If not treated properly, the parasitic disease results in high morbidity involving anemia, stunting and reduced learning ability. In some cases, it also can be fatal. Farmanguinhos brings its experience in pharmaceutical manufacturing in endemic countries and Simcyp its pharmacokinetic modeling capabilities. This knowledge complements the existing scientific, regulatory and access expertise of the founding partners of the Pediatric Praziquantel Consortium. The consortium now is in a strong position to start the clinical development program of a newly developed praziquantel pediatric formulation suitable for use in the very young children, including infants and toddlers.
Farmanguinhos, the federal governmental pharmaceutical laboratory of the Fiocruz Foundation in Brazil, has experience producing and distributing pediatric products in endemic countries. Simcyp, a U.K. research-based company, will build and validate a pharmacokinetic model that will allow a better prediction of the appropriate dosage to be used in pediatric clinical trials.
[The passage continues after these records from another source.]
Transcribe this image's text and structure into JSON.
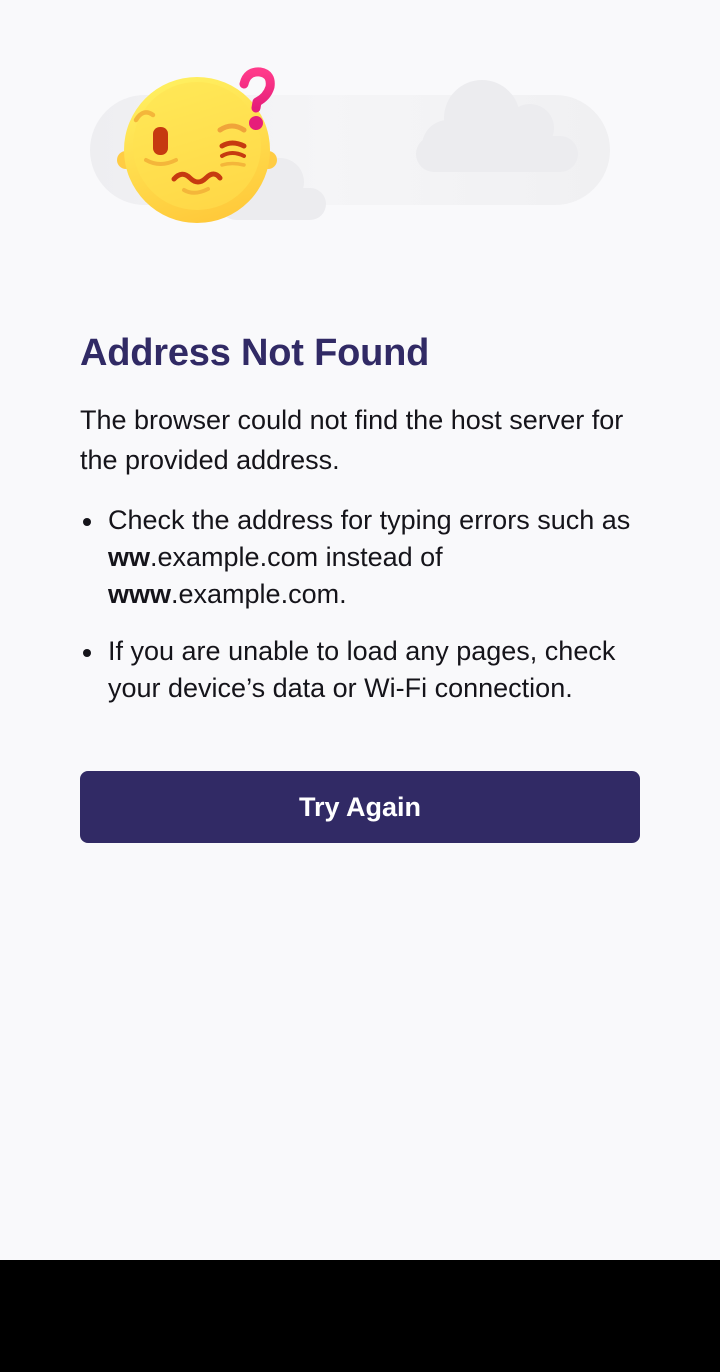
{
  "error": {
    "title": "Address Not Found",
    "description": "The browser could not find the host server for the provided address.",
    "tip1": {
      "prefix": "Check the address for typing errors such as ",
      "bold1": "ww",
      "mid": ".example.com instead of ",
      "bold2": "www",
      "suffix": ".example.com."
    },
    "tip2": "If you are unable to load any pages, check your device’s data or Wi-Fi connection.",
    "button_label": "Try Again"
  },
  "colors": {
    "background": "#f9f9fb",
    "title": "#312a65",
    "button": "#312a65",
    "button_text": "#ffffff",
    "body_text": "#15141a",
    "nav_bar": "#000000"
  },
  "icons": {
    "illustration": "confused-face-with-question-mark",
    "decor": "cloud"
  }
}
With the integration of Simcyp, the Pediatric Praziquantel Consortium acquires modeling experience in pediatric development. Simcyp’s model will incorporate the relevant metabolic interactions related to ethnicity and disease state. By doing so, it will enable the consortium to better predict the appropriate dosage for the pediatric clinical trials in preschool-age children, which is important for the development program.
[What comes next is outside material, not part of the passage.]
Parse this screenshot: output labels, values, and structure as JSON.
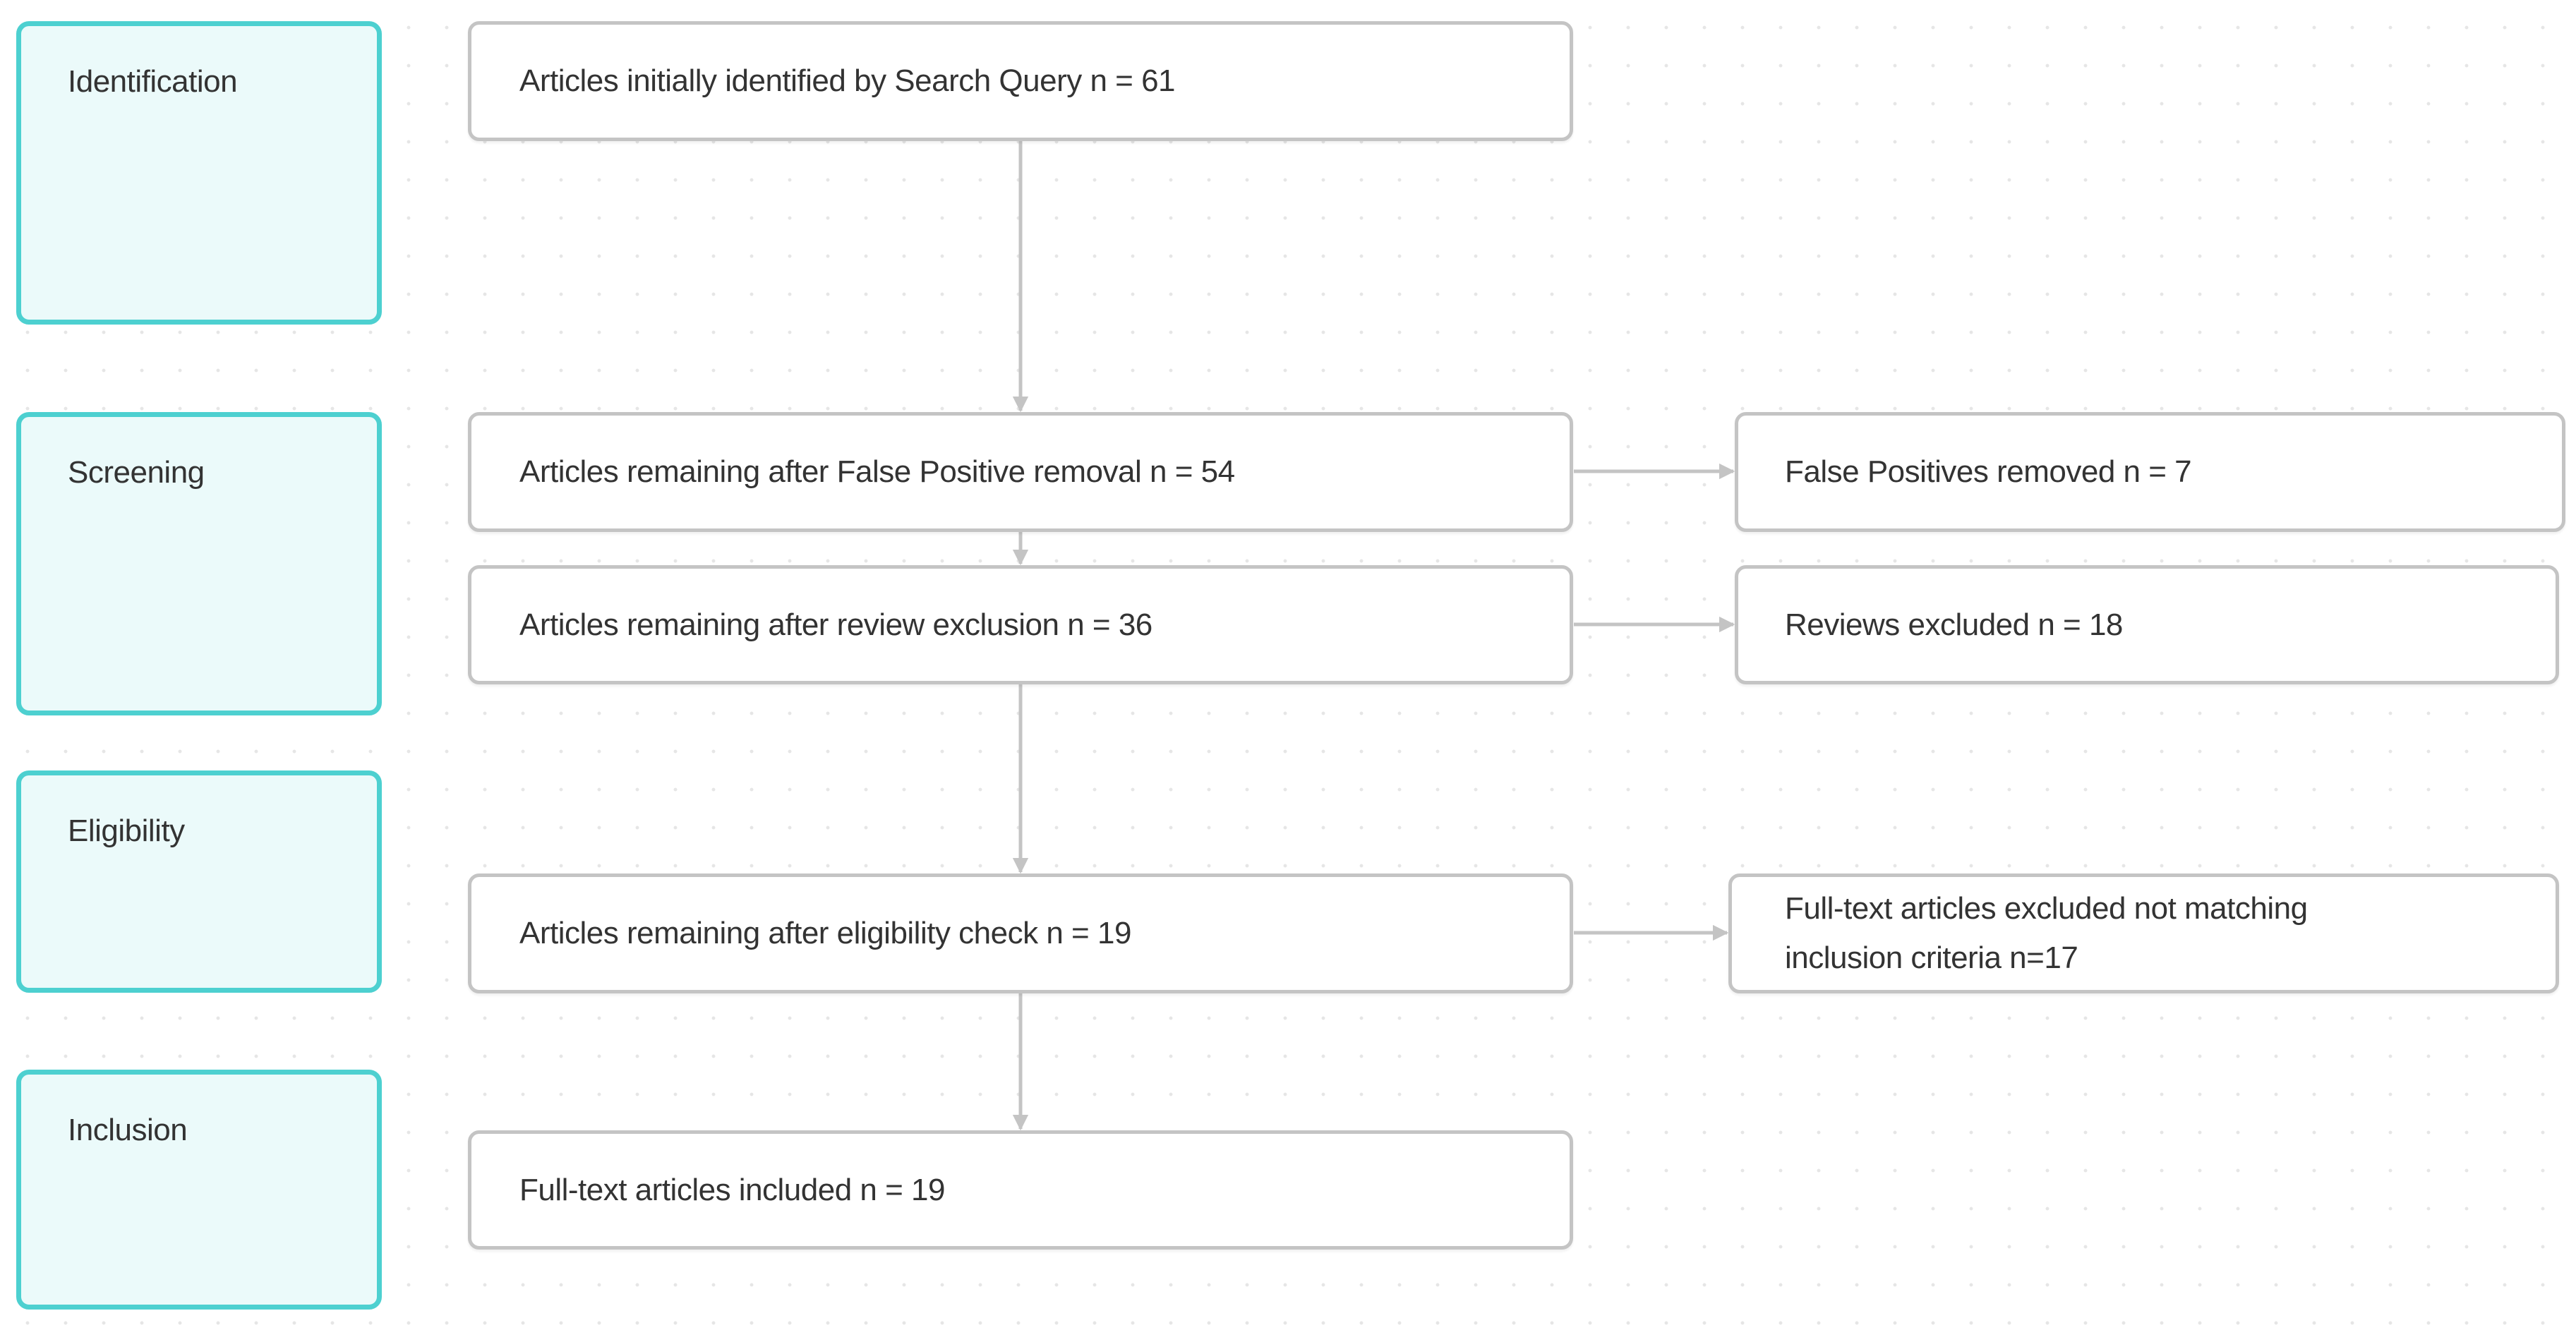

Schistosomiasis, endemic in 78 developing countries, is a chronic inflammatory disease caused by parasitic worms. The disease affects 243 million people globally and commonly is associated with poor sanitation and no access to drinking water. Infections in early childhood may develop into most severe pathologies over years such as hepatosplenomegaly, portal hypertension and organ failure. There is no adequate treatment for children under the age of six, which are estimated to account for 10% of the global population infected or at risk.